The androgen receptor gene CAG repeat 
in relation to 4-year changes in 
androgen-sensitive endpoints in 
community-dwelling older European men.

CONTEXT: The androgen receptor (AR) gene exon 1 CAG repeat length has been proposed to be a determinant of between-individual variations in androgen action in target tissues, which might regulate phenotypic differences of human ageing. However, findings on its phenotypic effects are inconclusive.

OBJECTIVE: To assess whether the AR CAG repeat length is associated with longitudinal changes in endpoints that are influenced by testosterone (T) levels in middle-aged and elderly European men.

DESIGN: Multinational European observational prospective cohort study.

PARTICIPANTS: A total of 1887 men (mean ± s.d. age: 63 ± 11 years; median follow up: 4.3 years) from centres of eight European countries comprised the analysis sample after exclusion of those with diagnosed diseases of the hypothalamic-pituitary-testicular (HPT) axis.

MAIN OUTCOME MEASURES: Longitudinal associations between the AR CAG repeat and changes in androgen-sensitive endpoints (ASEs) and medical conditions were assessed using regression analysis adjusting for age and centre. The AR CAG repeat length was treated as both a continuous and a categorical (6-20; 21-23; 24-39 repeats) predictor. Additional analysis investigated whether results were independent of baseline T or oestradiol (E2) levels.

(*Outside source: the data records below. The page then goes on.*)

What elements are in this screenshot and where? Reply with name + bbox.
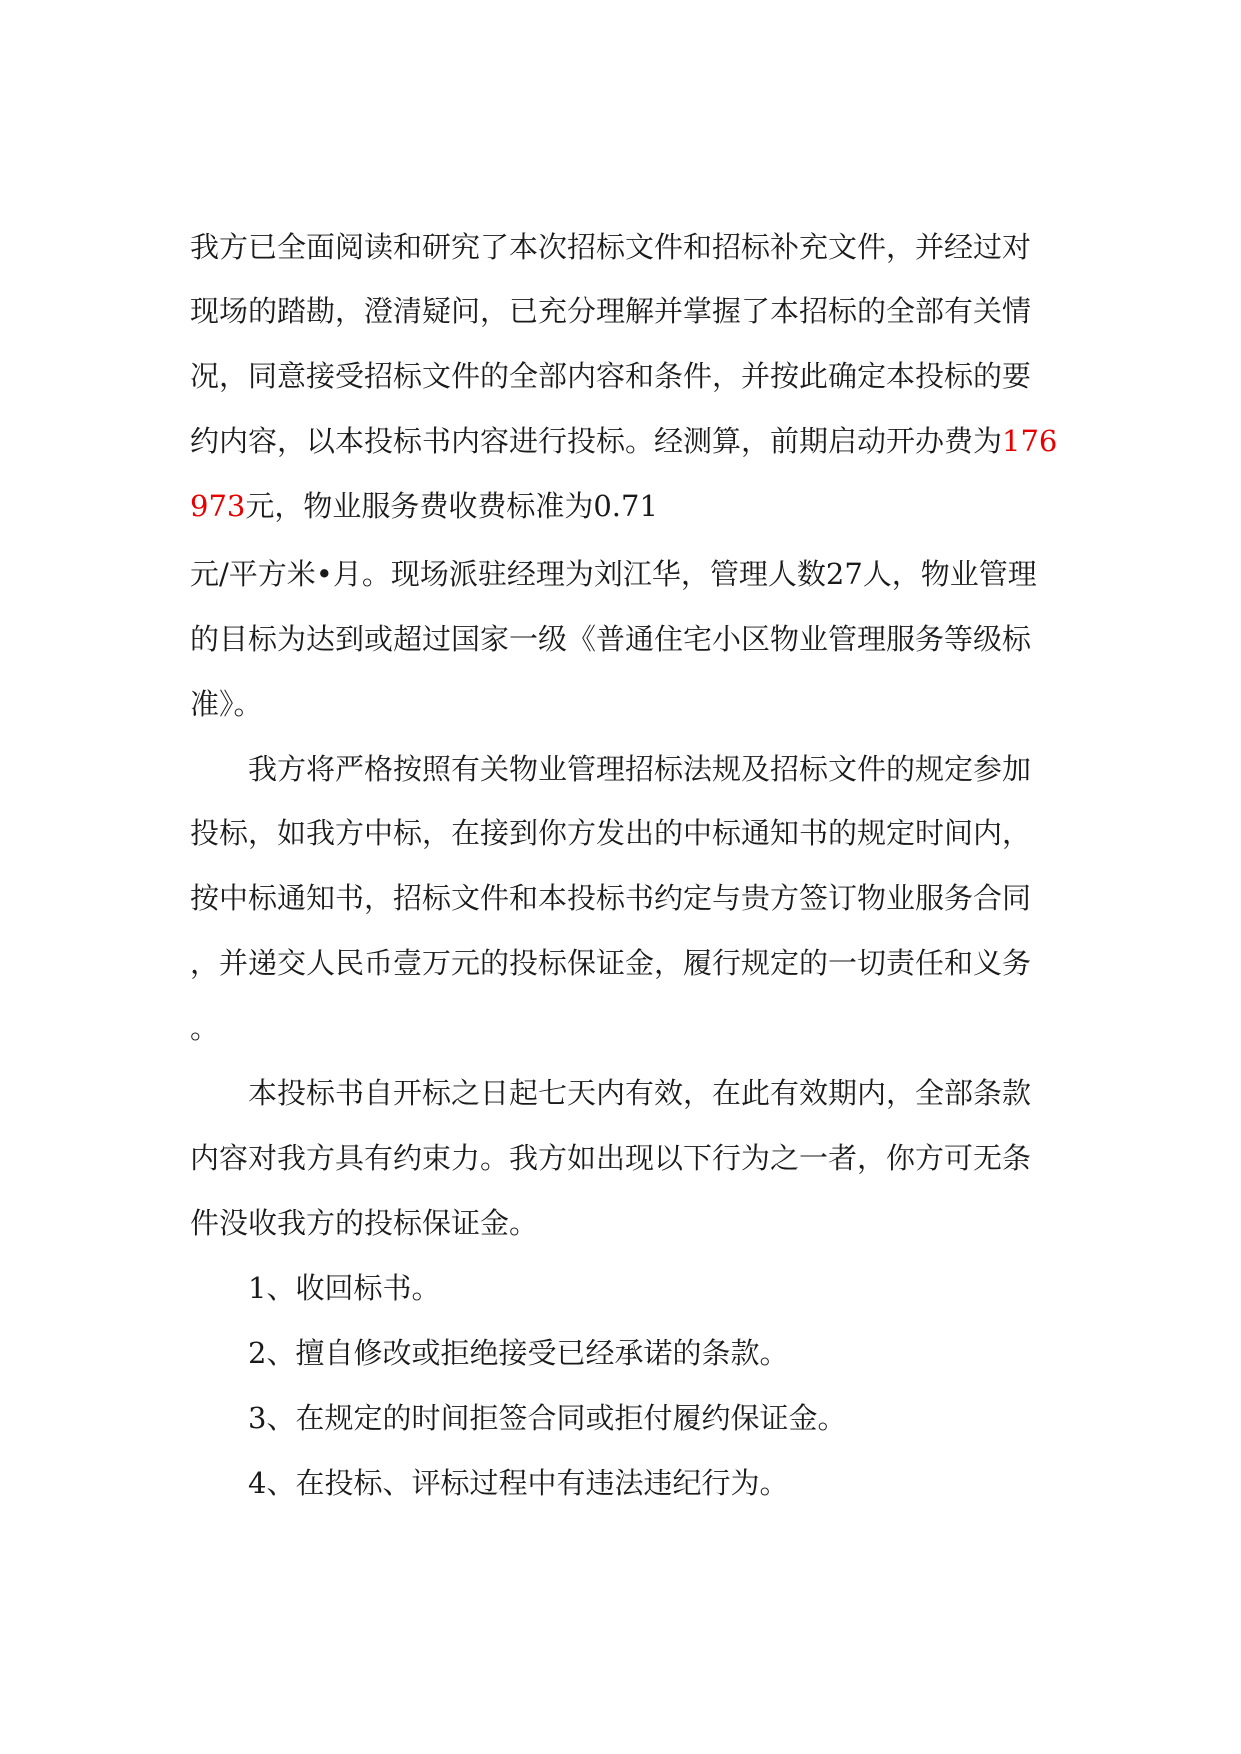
paragraph-1-line-5-text: 元，物业服务费收费标准为0.71 [245,489,658,523]
paragraph-1-line-4-text: 约内容，以本投标书内容进行投标。经测算，前期启动开办费为 [190,424,1003,458]
paragraph-1-line-4 [190,421,1057,461]
startup-fee-part-2: 973 [190,489,246,523]
list-item: 2、擅自修改或拒绝接受已经承诺的条款。 [248,1336,789,1370]
paragraph-3-line-2: 内容对我方具有约束力。我方如出现以下行为之一者，你方可无条 [190,1141,1032,1175]
paragraph-2-line-1: 我方将严格按照有关物业管理招标法规及招标文件的规定参加 [248,752,1032,786]
paragraph-1-line-7: 的目标为达到或超过国家一级《普通住宅小区物业管理服务等级标 [190,622,1032,656]
list-item: 3、在规定的时间拒签合同或拒付履约保证金。 [248,1401,847,1435]
paragraph-1-line-2: 现场的踏勘，澄清疑问，已充分理解并掌握了本招标的全部有关情 [190,294,1032,328]
paragraph-1-line-5 [190,486,658,526]
paragraph-1-line-8: 准》。 [190,687,263,721]
paragraph-2-line-3: 按中标通知书，招标文件和本投标书约定与贵方签订物业服务合同 [190,881,1032,915]
paragraph-2-line-2: 投标，如我方中标，在接到你方发出的中标通知书的规定时间内， [190,816,1032,850]
list-item: 1、收回标书。 [248,1271,441,1305]
list-item: 4、在投标、评标过程中有违法违纪行为。 [248,1466,789,1500]
paragraph-3-line-3: 件没收我方的投标保证金。 [190,1206,539,1240]
paragraph-1-line-1: 我方已全面阅读和研究了本次招标文件和招标补充文件，并经过对 [190,230,1032,264]
paragraph-2-line-5: 。 [190,1011,220,1045]
paragraph-1-line-6: 元/平方米•月。现场派驻经理为刘江华，管理人数27人，物业管理 [190,557,1037,591]
startup-fee-part-1: 176 [1002,424,1058,458]
paragraph-2-line-4: ，并递交人民币壹万元的投标保证金，履行规定的一切责任和义务 [190,946,1032,980]
paragraph-3-line-1: 本投标书自开标之日起七天内有效，在此有效期内，全部条款 [248,1076,1032,1110]
paragraph-1-line-3: 况，同意接受招标文件的全部内容和条件，并按此确定本投标的要 [190,359,1032,393]
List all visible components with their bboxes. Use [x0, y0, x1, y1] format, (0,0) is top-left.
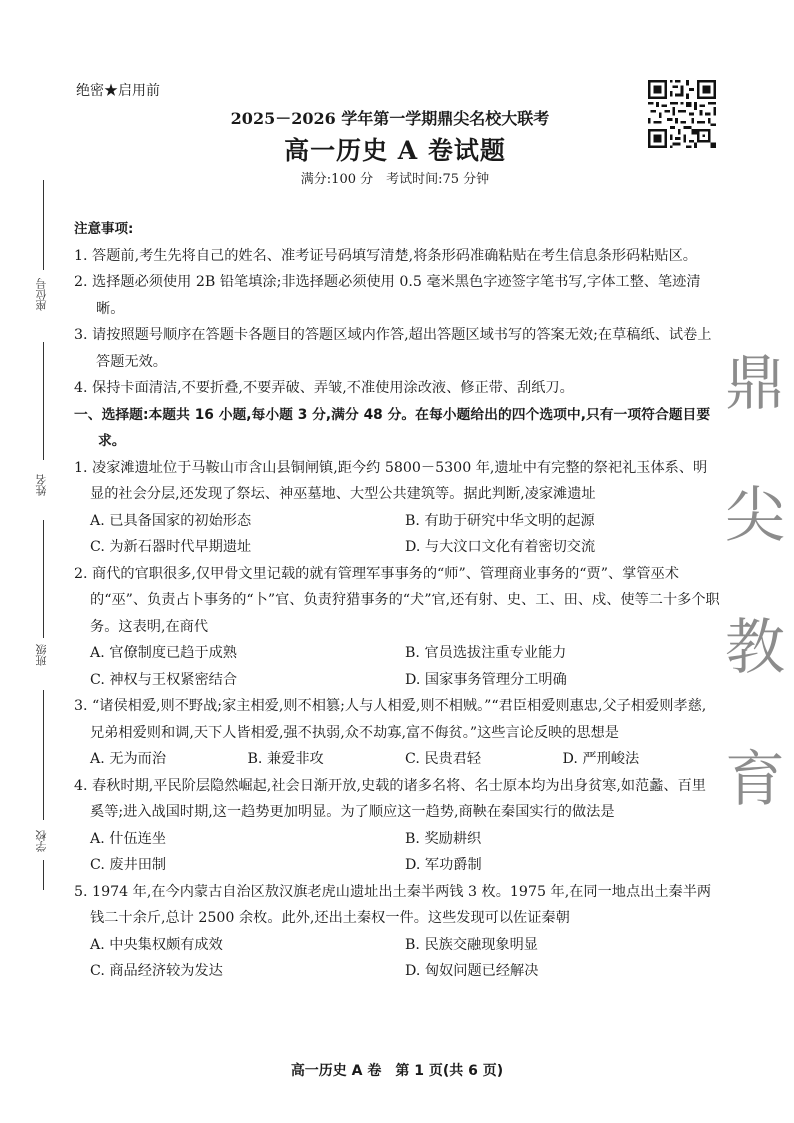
- option-b: B. 奖励耕织: [405, 830, 482, 847]
- option-a: A. 官僚制度已趋于成熟: [90, 645, 237, 661]
- option-a: A. 无为而治: [90, 751, 167, 767]
- option-a: A. 已具备国家的初始形态: [90, 512, 252, 529]
- question-options: [74, 826, 720, 879]
- exam-name: 2025－2026 学年第一学期鼎尖名校大联考: [230, 109, 550, 128]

RESULTS: The AR CAG repeat, when used as a continuous or a categorical predictor, was not associated with longitudinal changes in ASEs or medical conditions after adjustments. These results were independent of T and E2 levels.

CONCLUSION: Within a 4-year time frame, variations in the AR CAG repeat do not contribute to the rate of phenotypic ageing, over and above, which might be associated with the age-related decline in T levels.